Sol Nazerman, un survivant de l’holocauste, est prêteur sur gages à Harlem. Il vit en banlieue avec une autre rescapée de la Shoah qui, elle, y a perdu son mari. C’est un homme très dur en affaire qui sait que les malheureux qui viennent à lui doivent accepter ses conditions. Il travaille avec un jeune portoricain, Jesus Ortiz, mais il recycle aussi de l’argent sale pour le compte d’un caïd local, Rodriguez. Sol a une vie monotone et sans joie, parfois troublée par les souvenirs de tous ceux qu’il aimait et qu’il a perdu. Sa dureté va faire que le jeune Jesus va s’acoquiner avec une petite bande de malfrats pour le dépouiller. Mais ce n’est pas tout, les souvenirs se faisant de plus en plus douloureux, il va refuser de blanchir l’argent de Rodriguez, celui-ci le menace. Il va alors retrouver Madame Birchfield, une autre âme solitaire qui aimerait se rapprocher de lui. Mais incapable d’émotion, Sol va s’enfuir. Troublé par des souvenirs qui reviennent en rafales, il n’arrive plus à travailler correctement, il achète et vend à n’importe quel prix. Rodriguez vient pour le menacer s’il ne continue pas à blanchir de l’argent, il va cependant commencer à comprendre que Sol est au-delà des menaces maintenant, et il le laisse en paix. Mais ce sont les complices de Jesus qui viennent pour le voler. Ils le menacent encore, mais ils n’arrivent à rien. Jesus intervient malencontreusement et sera tué. C’est dans ce moment que Sol va retrouver des émotions et son humanité perdue.
Sol Nazerman arrive à sa boutique
C’est très typique des années soixante, avec un absence de cynisme, Lumet va mettre en scène une sorte de parallèle entre les Juifs de la Shoah et les noirs d’Harlen, encore que dans le film cela soit bien moins marqué que dans le livre.
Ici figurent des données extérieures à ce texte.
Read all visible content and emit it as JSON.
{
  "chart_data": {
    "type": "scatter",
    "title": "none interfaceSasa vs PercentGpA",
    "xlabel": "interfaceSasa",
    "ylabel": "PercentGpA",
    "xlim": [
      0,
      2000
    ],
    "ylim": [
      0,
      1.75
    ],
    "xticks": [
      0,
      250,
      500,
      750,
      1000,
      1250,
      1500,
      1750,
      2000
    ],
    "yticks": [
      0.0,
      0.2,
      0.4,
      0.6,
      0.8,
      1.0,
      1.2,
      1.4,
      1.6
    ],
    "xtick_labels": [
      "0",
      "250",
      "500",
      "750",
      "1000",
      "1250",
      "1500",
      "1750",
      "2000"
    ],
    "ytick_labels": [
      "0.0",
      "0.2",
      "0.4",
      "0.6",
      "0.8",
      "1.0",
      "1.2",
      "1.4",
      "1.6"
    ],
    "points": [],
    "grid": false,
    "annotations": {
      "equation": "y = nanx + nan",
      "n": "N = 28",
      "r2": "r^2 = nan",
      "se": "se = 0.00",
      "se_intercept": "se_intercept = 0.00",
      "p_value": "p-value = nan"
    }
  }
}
Militant pour les droits civiques, on est surpris de ce mélange en plein Harlem de blancs et de noirs, de Portoricains et de Juifs. C’est donc autour de cette idée que s’articulent les autres thèmes. Notamment celui de l’impossibilité d’oublier, comme de impossibilité de se souvenir et d’assumer le passé. La Shoah a posé cette marque aussi sur les survivants, elle leur a ôté toute la bonté qu’ils pouvaient avoir en eux. Les personnages s’enferment dans leur solitude, dans une ville qui ressemble à une prison. La solitude n’est pas seulement celle de Madame Birchfield ou celle de Sol, elle est tout autant celle des clients qui viennent réclamer un peu d’argent ou même un peu de conversation à Sol, que celle de Tessie que Sol abandonne pratiquement lorsque son père vient à décéder. Même si l’histoire est très noire, il y a une forme d’optimisme qui transparaît parce que Sol Nazerman va retrouver la parole et des émotions, il n’est donc pas perdu. Il y a aussi de l'audace dans l'homosexualité suggérée de Rodriguez.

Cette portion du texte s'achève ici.